A denúncia aponta que o objetivo seria interferir em uma perícia realizada em um celular apreendido durante a investigação, com a finalidade de apagar ou suprimir dados que poderiam ser utilizados como prova contra o investigado.
A decisão que determinou o prosseguimento da ação penal é da 2ª Vara Criminal e de Execuções Penais da Comarca de Ponte Nova.
Uma gravação que circula nas redes sociais registra uma conversa atribuída à advogada e a uma mulher que seria parente do investigado. No diálogo, a interlocutora questiona se o valor solicitado para o perito seria de R$ 4 mil.

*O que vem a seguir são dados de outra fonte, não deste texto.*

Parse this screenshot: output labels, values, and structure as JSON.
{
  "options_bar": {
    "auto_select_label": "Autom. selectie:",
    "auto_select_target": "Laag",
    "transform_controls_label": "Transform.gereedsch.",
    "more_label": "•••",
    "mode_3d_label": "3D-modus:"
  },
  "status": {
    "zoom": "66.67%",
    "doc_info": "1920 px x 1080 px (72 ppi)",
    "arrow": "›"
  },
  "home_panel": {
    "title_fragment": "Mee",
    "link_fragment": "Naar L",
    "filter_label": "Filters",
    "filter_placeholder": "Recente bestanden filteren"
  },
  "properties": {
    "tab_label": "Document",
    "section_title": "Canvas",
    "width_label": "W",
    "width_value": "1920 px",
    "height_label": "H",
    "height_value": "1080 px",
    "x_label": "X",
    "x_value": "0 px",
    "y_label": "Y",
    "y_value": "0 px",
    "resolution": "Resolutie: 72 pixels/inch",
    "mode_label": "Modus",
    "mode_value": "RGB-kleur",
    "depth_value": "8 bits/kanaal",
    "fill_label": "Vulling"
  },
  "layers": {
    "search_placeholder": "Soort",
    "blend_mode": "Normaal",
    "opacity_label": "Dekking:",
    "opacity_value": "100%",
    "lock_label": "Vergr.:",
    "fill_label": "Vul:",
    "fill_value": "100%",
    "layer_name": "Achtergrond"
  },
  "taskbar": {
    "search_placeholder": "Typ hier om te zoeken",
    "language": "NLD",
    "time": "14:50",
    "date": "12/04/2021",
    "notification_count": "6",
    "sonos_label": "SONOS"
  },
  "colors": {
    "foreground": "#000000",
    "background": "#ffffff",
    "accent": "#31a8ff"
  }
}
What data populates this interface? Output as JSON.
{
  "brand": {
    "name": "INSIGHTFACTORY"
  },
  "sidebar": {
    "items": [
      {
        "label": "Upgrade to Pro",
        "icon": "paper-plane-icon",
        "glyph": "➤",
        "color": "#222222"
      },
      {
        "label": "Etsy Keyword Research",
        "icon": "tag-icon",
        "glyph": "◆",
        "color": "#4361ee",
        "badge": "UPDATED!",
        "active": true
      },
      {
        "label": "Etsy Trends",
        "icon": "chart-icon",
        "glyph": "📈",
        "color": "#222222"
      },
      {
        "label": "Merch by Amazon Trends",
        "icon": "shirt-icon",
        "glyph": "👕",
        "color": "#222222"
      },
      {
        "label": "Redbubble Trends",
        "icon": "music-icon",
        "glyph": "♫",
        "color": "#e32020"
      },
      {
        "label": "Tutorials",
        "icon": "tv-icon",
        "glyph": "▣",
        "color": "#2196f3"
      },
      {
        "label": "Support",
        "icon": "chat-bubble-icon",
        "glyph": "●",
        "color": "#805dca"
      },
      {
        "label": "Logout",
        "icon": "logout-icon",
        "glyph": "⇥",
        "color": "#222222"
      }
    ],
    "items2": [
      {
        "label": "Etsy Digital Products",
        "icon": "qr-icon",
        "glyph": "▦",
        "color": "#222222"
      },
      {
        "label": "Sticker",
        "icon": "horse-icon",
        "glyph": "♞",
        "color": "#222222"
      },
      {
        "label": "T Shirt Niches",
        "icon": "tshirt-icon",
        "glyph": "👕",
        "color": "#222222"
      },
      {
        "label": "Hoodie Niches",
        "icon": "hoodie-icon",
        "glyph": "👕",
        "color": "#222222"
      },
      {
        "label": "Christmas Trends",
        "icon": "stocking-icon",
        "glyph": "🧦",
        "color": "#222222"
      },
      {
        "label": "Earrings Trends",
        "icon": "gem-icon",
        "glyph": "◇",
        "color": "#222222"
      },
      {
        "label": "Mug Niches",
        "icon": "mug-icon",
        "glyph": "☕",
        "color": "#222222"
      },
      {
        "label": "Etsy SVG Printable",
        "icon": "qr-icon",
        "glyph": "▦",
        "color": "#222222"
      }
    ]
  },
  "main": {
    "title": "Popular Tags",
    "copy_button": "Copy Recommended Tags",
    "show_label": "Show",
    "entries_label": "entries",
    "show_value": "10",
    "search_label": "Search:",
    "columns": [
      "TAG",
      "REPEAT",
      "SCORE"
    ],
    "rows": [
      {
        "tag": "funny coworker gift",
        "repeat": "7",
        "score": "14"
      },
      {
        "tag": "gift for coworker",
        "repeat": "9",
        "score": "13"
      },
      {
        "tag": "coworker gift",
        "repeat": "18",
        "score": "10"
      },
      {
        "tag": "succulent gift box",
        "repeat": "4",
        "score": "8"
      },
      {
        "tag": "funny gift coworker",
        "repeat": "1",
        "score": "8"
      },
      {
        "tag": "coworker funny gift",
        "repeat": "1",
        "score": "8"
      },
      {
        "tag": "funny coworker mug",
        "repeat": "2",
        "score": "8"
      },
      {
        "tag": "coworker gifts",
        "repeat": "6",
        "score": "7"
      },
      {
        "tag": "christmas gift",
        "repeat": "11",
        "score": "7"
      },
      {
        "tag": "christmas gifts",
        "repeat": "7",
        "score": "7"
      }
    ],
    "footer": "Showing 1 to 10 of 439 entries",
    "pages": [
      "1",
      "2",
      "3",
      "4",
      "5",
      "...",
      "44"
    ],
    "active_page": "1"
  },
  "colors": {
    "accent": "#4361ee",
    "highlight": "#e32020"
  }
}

Segundo o conteúdo da gravação, a advogada confirma o valor e afirma que o procedimento seria realizado por meio do sistema. A mulher também diz que havia conseguido parte do dinheiro e que tentaria obter o restante com os familiares do investigado.
Durante a conversa, a advogada teria solicitado dados pessoais, como nome completo, CPF, telefone e e-mail, e afirmado que a situação era urgente.
De acordo com a decisão judicial, a suposta solicitação de dinheiro surgiu no curso de outro processo, no qual um homem responde por tráfico de drogas.
O Tribunal de Justiça de Minas Gerais (TJMG) considerou que existe relação entre os dois casos porque, em tese, a suposta prática de tráfico de influência teria sido realizada para beneficiar o investigado no processo relacionado às drogas.
Na avaliação da Justiça, a acusação envolve, em tese, o uso da atividade profissional da advogada para obter vantagem ou favorecer o investigado.
O juiz Guilherme Barros Dominato determinou o prosseguimento da ação penal. A defesa deverá apresentar resposta à acusação no prazo de 10 dias.